Les acteurs impliqués dans le processus de la foresterie communautaire en République démocratique du Congo et dans le bassin du Congo ont procédé, ce mercredi 16 septembre, à Kinshasa, à la validation des recommandations formulées à partir d’études de cas approfondies menées dans les quatre formes de gestion forestière pilotée par les peuples autochtones et communautés locales en province de la Tshopo. Cet atelier a été organisé par WRI, en partenariat avec Tropenbos RDC, dans le cadre du projet financé par Jacobs Futura Foundation.
Les échanges de ce jour s’inscrivent dans le cadre du projet « Promotion de la foresterie communautaire dans le Bassin du Congo ». Les contributions des uns aux autres ont marqué l’aboutissement d’un processus rigoureux de production d’évidences empiriques destiné à éclairer les trajectoires de gestion forestière dans le Bassin du Congo.
« La foresterie communautaire incarne une approche novatrice, inclusive et durable du fait qu’elle place les populations au cœur de la gouvernance forestière en leur confiant des droits mais aussi des responsabilités essentielles dans l’aménagement, la protection et la valorisation de leur patrimoine naturel. Les recommandations formulées aujourd’hui constituent une matrice d’indicateurs et d’orientations stratégiques. Elles offriront une architecture de données robuste pour guider les allocations de ressources des partenaires financiers et fourniront aux acteurs des bases de référence pour des améliorations substantielles pour la foresterie communautaire », a déclaré la directrice pays de WRI en RDC, Bora Masumbuko.
Le cœur de la démarche repose sur la recherche menée sur le terrain en province de la Tshopo dans les CFCL de Bafwambela et Bafwapoka, des forêts sacrées : Yaoseko, Azambau et Basugo (situé dans la CFCL Barumbi Tshopo), des forêts adjacentes aux aires protégées : Yasela et Babagule, ainsi que des forêts coutumières non assimilables aux trois cas précités : UMA et Babongena.
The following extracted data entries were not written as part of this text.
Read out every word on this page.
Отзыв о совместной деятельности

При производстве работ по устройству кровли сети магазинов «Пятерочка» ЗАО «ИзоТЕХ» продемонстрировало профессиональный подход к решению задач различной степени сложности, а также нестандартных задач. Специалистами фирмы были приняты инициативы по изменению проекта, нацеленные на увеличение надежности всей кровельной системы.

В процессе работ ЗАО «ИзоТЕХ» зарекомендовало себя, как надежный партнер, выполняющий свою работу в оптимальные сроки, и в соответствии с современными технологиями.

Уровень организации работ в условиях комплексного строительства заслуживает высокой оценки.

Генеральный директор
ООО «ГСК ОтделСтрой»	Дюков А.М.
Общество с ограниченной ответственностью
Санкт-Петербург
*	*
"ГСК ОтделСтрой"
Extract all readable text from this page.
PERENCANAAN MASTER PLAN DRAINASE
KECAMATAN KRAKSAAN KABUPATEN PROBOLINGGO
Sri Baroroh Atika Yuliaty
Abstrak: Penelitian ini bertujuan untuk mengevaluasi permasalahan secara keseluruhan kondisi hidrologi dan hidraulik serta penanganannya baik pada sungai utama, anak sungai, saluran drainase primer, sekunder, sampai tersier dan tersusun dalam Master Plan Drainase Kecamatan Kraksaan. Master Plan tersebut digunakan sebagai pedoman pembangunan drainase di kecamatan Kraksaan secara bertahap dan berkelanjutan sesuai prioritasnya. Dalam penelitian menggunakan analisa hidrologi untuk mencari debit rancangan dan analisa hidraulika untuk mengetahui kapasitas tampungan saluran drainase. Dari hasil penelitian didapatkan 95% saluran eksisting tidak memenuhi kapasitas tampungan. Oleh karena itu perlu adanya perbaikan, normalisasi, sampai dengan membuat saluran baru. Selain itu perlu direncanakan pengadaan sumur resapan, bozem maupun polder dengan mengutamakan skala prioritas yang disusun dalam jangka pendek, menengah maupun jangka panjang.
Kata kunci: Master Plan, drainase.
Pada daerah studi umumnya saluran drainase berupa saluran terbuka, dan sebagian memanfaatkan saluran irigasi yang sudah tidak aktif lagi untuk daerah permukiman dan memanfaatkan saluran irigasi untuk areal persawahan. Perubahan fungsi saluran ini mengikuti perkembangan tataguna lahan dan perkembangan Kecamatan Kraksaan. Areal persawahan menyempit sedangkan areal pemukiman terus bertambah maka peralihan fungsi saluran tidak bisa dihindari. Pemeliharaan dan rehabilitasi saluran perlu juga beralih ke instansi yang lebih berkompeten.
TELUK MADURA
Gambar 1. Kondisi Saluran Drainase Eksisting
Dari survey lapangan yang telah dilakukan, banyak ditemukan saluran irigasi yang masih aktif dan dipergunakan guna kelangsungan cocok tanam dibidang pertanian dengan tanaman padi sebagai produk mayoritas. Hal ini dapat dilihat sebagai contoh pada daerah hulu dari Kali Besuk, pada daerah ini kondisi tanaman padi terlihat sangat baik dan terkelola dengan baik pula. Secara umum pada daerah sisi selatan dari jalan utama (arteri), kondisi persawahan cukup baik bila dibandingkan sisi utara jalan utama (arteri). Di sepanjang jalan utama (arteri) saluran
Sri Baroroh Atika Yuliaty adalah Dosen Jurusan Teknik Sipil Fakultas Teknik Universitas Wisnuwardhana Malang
En couplant des enquêtes socio-économiques et une analyse géospatiale multi-temporelle, les chercheurs ont travaillé à mesurer avec précision des indicateurs d’efficacité biophysique et de gouvernance des concessions forestières des communautés locales, comparativement aux aires protégées adjacentes.
« Les évidences collectées dans la province de la Tshopo démontrent que l’État a eu raison de faire confiance aux structures locales. Le succès de cette dynamique repose sur une volonté politique forte pour lever les barrières administratives et sécuriser les droits de nos communautés. Le Ministère veillera personnellement à ce que les recommandations issues de nos travaux soient intégrées dans les politiques publiques et orientent efficacement les décisions des administrations provinciales et nationales », a déclaré le directeur général de forêts, Frédéric Djengo.
WRI et Tropenbos RDC ont notamment indiqué avoir revisité le lexique des mécanismes juridiques et produit une typologie exhaustive des titres fonciers reconnus aux communautés locales et peuples autochtones. D’autres recommandations portent notamment sur l’articulation correcte de la stratégie afin qu’elle reflète la vision de la foresterie communautaire.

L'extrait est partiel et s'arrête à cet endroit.